Un bon garde-fou lorsqu'on investit est de se tenir à l'écart des problèmes — plutôt qu'espérer les régler, autant simplement les éviter. Or ceux-ci arrivent en pagaille chez BAT. Le principal d'entre eux reste la baisse à deux chiffres des volumes de combustibles vendus, qui ne peuvent désormais plus être amortis par des hausses de prix répétées. Cette dynamique se double par ailleurs d'une tension législative extrême aux Etats-Unis, où le groupe réalise la moitié de son profit d'exploitation.

Hélas pour les actionnaires, et contrairement à ce que l'on peut lire dans certains médias ce matin, la dépréciation d'actifs ne sera pas déductible fiscalement puisque qu'elle concerne un écart d'acquisition plutôt qu'un investissement capitalisé. Elle reste néanmoins sans impact sur les cash-flows, et a priori sur l'endettement.

Le management fait au passage avaler une autre pilule amère à ses actionnaires, en se résignant enfin à admettre que ses précédentes projections de croissance dans la fourchette des 5%-7% étaient irréalistes. Ces dernières sont donc revues à la baisse, et fixées à 3%-5%. D'aucuns avanceront que cela demeure peut-être trop optimiste.

Les amateurs de couteaux qui tombent saliveront à la vue d'une capitalisation boursière qui ne représente qu'un multiple de cinq à six années de profits, et d'un rendement sur dividende qui atteint 10%. Certes il y a £40 milliards de dette nette, mais son échéancier reste bien ventilé et BAT pourrait monétiser une partie de sa participation — £15 milliards au cours du marché — dans le cigarettier indien ITC.  

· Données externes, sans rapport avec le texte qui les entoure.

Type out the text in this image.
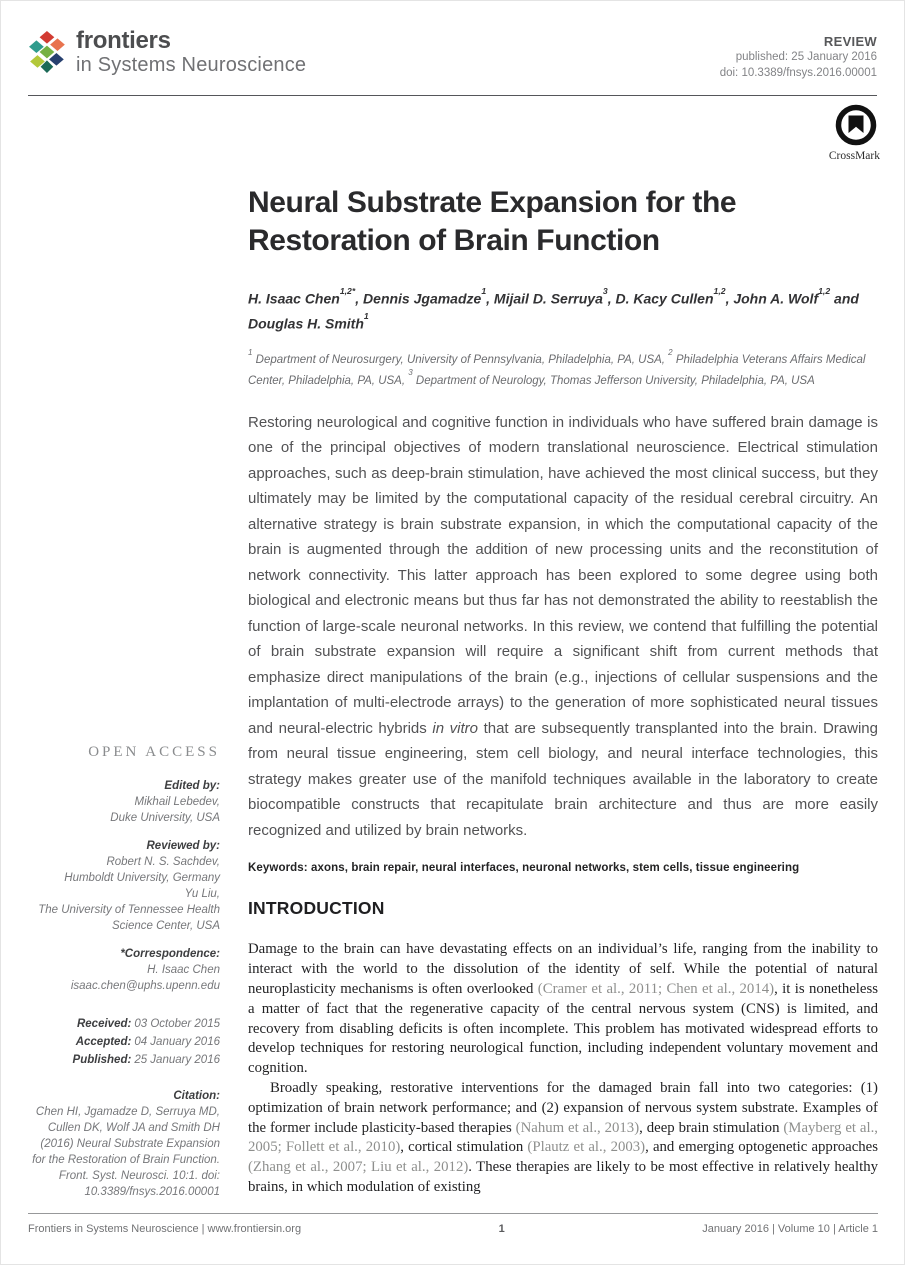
frontiers
in Systems Neuroscience
REVIEW
published: 25 January 2016
doi: 10.3389/fnsys.2016.00001
OPEN ACCESS
Edited by:
Mikhail Lebedev,
Duke University, USA
Reviewed by:
Robert N. S. Sachdev,
Humboldt University, Germany
Yu Liu,
The University of Tennessee Health Science Center, USA
*Correspondence:
H. Isaac Chen
isaac.chen@uphs.upenn.edu
Received: 03 October 2015
Accepted: 04 January 2016
Published: 25 January 2016
Citation:
Chen HI, Jgamadze D, Serruya MD, Cullen DK, Wolf JA and Smith DH (2016) Neural Substrate Expansion for the Restoration of Brain Function. Front. Syst. Neurosci. 10:1. doi: 10.3389/fnsys.2016.00001
CrossMark
Neural Substrate Expansion for the Restoration of Brain Function

H. Isaac Chen$^{1,2*}$, Dennis Jgamadze$^1$, Mijail D. Serruya$^3$, D. Kacy Cullen$^{1,2}$, John A. Wolf$^{1,2}$ and Douglas H. Smith$^1$

$^1$ Department of Neurosurgery, University of Pennsylvania, Philadelphia, PA, USA, $^2$ Philadelphia Veterans Affairs Medical Center, Philadelphia, PA, USA, $^3$ Department of Neurology, Thomas Jefferson University, Philadelphia, PA, USA

Restoring neurological and cognitive function in individuals who have suffered brain damage is one of the principal objectives of modern translational neuroscience. Electrical stimulation approaches, such as deep-brain stimulation, have achieved the most clinical success, but they ultimately may be limited by the computational capacity of the residual cerebral circuitry. An alternative strategy is brain substrate expansion, in which the computational capacity of the brain is augmented through the addition of new processing units and the reconstitution of network connectivity. This latter approach has been explored to some degree using both biological and electronic means but thus far has not demonstrated the ability to reestablish the function of large-scale neuronal networks. In this review, we contend that fulfilling the potential of brain substrate expansion will require a significant shift from current methods that emphasize direct manipulations of the brain (e.g., injections of cellular suspensions and the implantation of multi-electrode arrays) to the generation of more sophisticated neural tissues and neural-electric hybrids in vitro that are subsequently transplanted into the brain. Drawing from neural tissue engineering, stem cell biology, and neural interface technologies, this strategy makes greater use of the manifold techniques available in the laboratory to create biocompatible constructs that recapitulate brain architecture and thus are more easily recognized and utilized by brain networks.

Keywords: axons, brain repair, neural interfaces, neuronal networks, stem cells, tissue engineering

INTRODUCTION

Damage to the brain can have devastating effects on an individual’s life, ranging from the inability to interact with the world to the dissolution of the identity of self. While the potential of natural neuroplasticity mechanisms is often overlooked (Cramer et al., 2011; Chen et al., 2014), it is nonetheless a matter of fact that the regenerative capacity of the central nervous system (CNS) is limited, and recovery from disabling deficits is often incomplete. This problem has motivated widespread efforts to develop techniques for restoring neurological function, including independent voluntary movement and cognition.

Broadly speaking, restorative interventions for the damaged brain fall into two categories: (1) optimization of brain network performance; and (2) expansion of nervous system substrate. Examples of the former include plasticity-based therapies (Nahum et al., 2013), deep brain stimulation (Mayberg et al., 2005; Follett et al., 2010), cortical stimulation (Plautz et al., 2003), and emerging optogenetic approaches (Zhang et al., 2007; Liu et al., 2012). These therapies are likely to be most effective in relatively healthy brains, in which modulation of existing

Frontiers in Systems Neuroscience | www.frontiersin.org	1	January 2016 | Volume 10 | Article 1
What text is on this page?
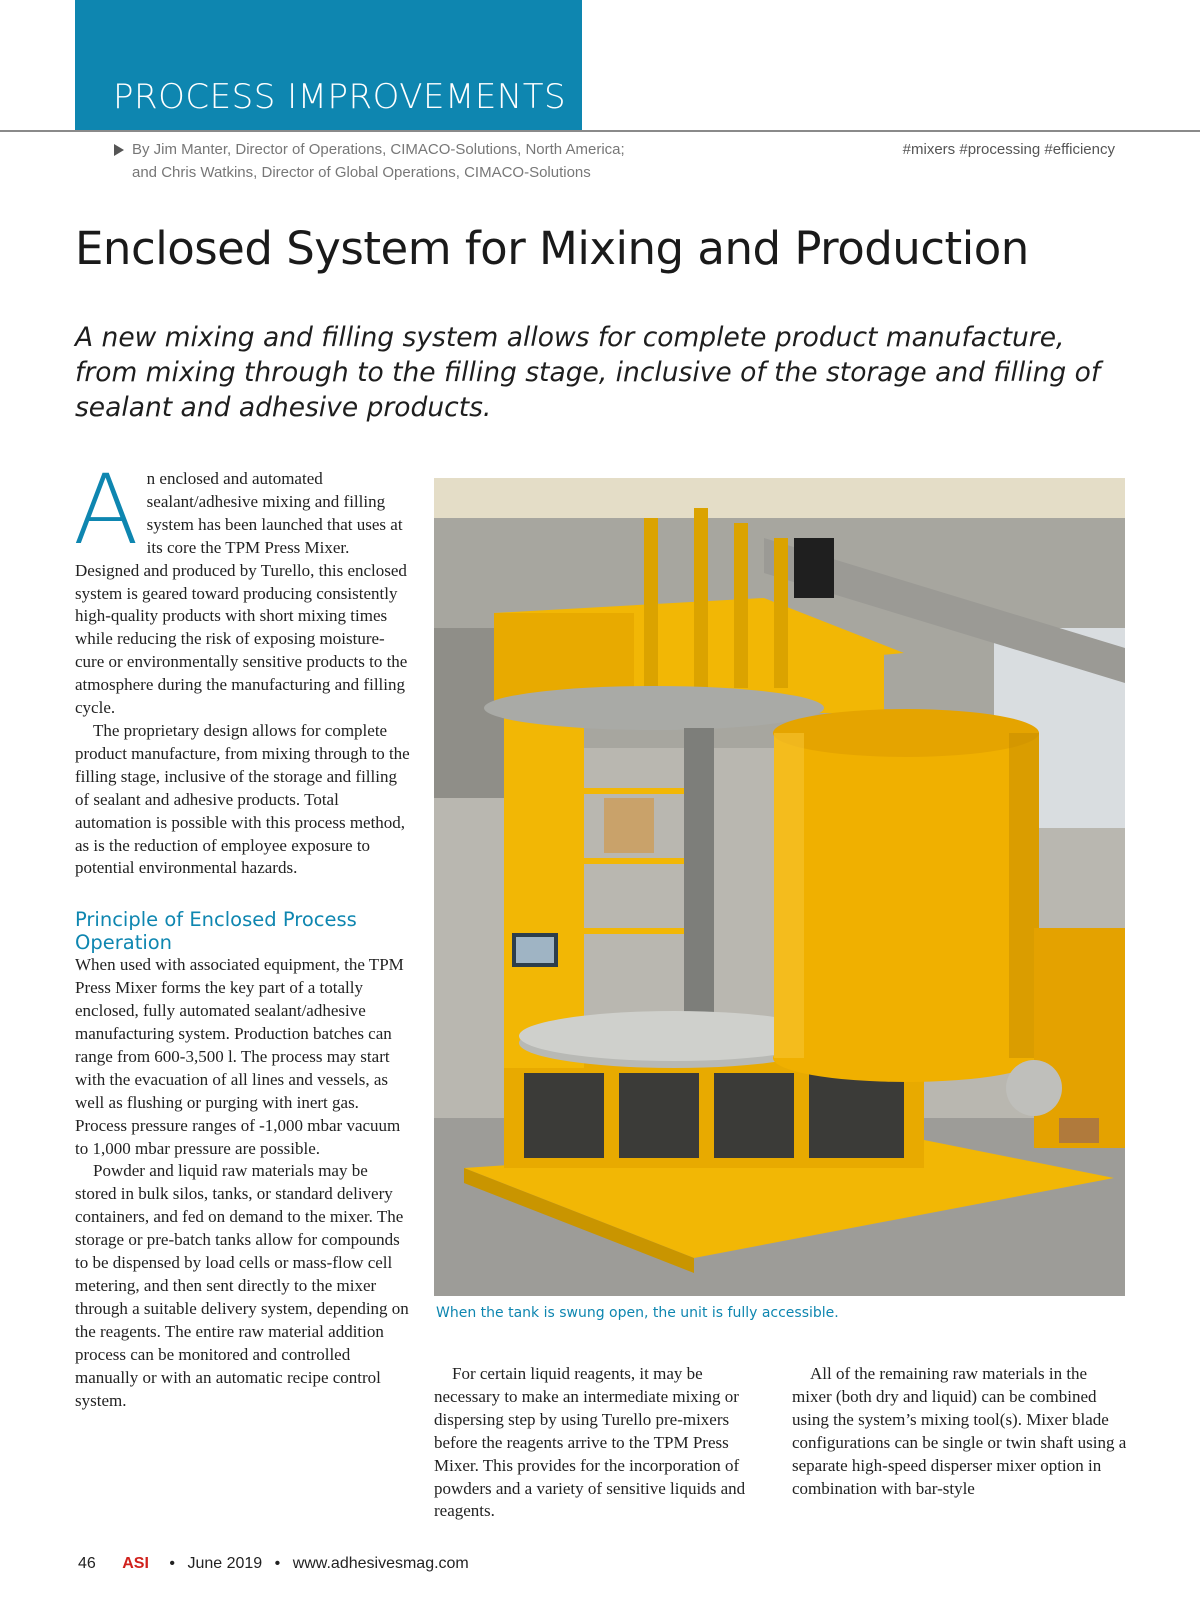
PROCESS IMPROVEMENTS
By Jim Manter, Director of Operations, CIMACO-Solutions, North America;
and Chris Watkins, Director of Global Operations, CIMACO-Solutions
#mixers #processing #efficiency
Enclosed System for Mixing and Production

A new mixing and filling system allows for complete product manufacture, from mixing through to the filling stage, inclusive of the storage and filling of sealant and adhesive products.

An enclosed and automated sealant/adhesive mixing and filling system has been launched that uses at its core the TPM Press Mixer. Designed and produced by Turello, this enclosed system is geared toward producing consistently high-quality products with short mixing times while reducing the risk of exposing moisture-cure or environmentally sensitive products to the atmosphere during the manufacturing and filling cycle.

The proprietary design allows for complete product manufacture, from mixing through to the filling stage, inclusive of the storage and filling of sealant and adhesive products. Total automation is possible with this process method, as is the reduction of employee exposure to potential environmental hazards.

Principle of Enclosed Process Operation

When used with associated equipment, the TPM Press Mixer forms the key part of a totally enclosed, fully automated sealant/adhesive manufacturing system. Production batches can range from 600-3,500 l. The process may start with the evacuation of all lines and vessels, as well as flushing or purging with inert gas. Process pressure ranges of -1,000 mbar vacuum to 1,000 mbar pressure are possible.

Powder and liquid raw materials may be stored in bulk silos, tanks, or standard delivery containers, and fed on demand to the mixer. The storage or pre-batch tanks allow for compounds to be dispensed by load cells or mass-flow cell metering, and then sent directly to the mixer through a suitable delivery system, depending on the reagents. The entire raw material addition process can be monitored and controlled manually or with an automatic recipe control system.

When the tank is swung open, the unit is fully accessible.

For certain liquid reagents, it may be necessary to make an intermediate mixing or dispersing step by using Turello pre-mixers before the reagents arrive to the TPM Press Mixer. This provides for the incorporation of powders and a variety of sensitive liquids and reagents.

All of the remaining raw materials in the mixer (both dry and liquid) can be combined using the system’s mixing tool(s). Mixer blade configurations can be single or twin shaft using a separate high-speed disperser mixer option in combination with bar-style

46 ASI • June 2019 • www.adhesivesmag.com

Le britannique est pris en tenaille entre trois orientations stratégiques : racheter ses actions, pour un rendement en théorie trois fois supérieur au coût de sa dette ; jouer la sécurité et au contraire privilégier le désendettement, au risque de déprimer la rentabilité ; ou investir dans les produits de nouvelle génération, dits NGP. Jusque-là, il n'a que timidement fait un peu des trois, sans satisfaire personne.

Là où Philip Morris a construit une position compétitive inattaquable dans les NGP avec sa marque de tabac à chauffer IQOS, BAT a fait le choix d'orienter sa stratégie vers le tabac à "vaper" avec Vuse. Cependant, la concurrence est féroce sur ce segment, et si l'on peut légitiment s'attendre à la voir s'amenuiser au fur et à mesure que sévit le législateur, le retard à l'allumage est ici criant. 

Idem dans les tabacs à chiquer. Malgré le succès de Velo, BAT reste loin derrière son rival en terme de pénétration de marché, a fortiori depuis que ce dernier a racheté Swedish Match. Pionnier des NGP, Philip Morris travaille secrètement à un spin-off de son activité combustibles qui lui permettrait de développer ses nouveaux débouchés et d'évacuer une partie substantielle de sa dette.

BAT annonce que son activité NGP devrait atteindre l'équilibre cette année, et représenter la moitié de son chiffre d'affaires d'ici 2035 — soit presque dix ans après Philip Morris. C'est là un horizon de temps fort lointain : si la baisse des volumes de combustibles se poursuit à ce rythme, cela ne suffira pas à sauver les meubles.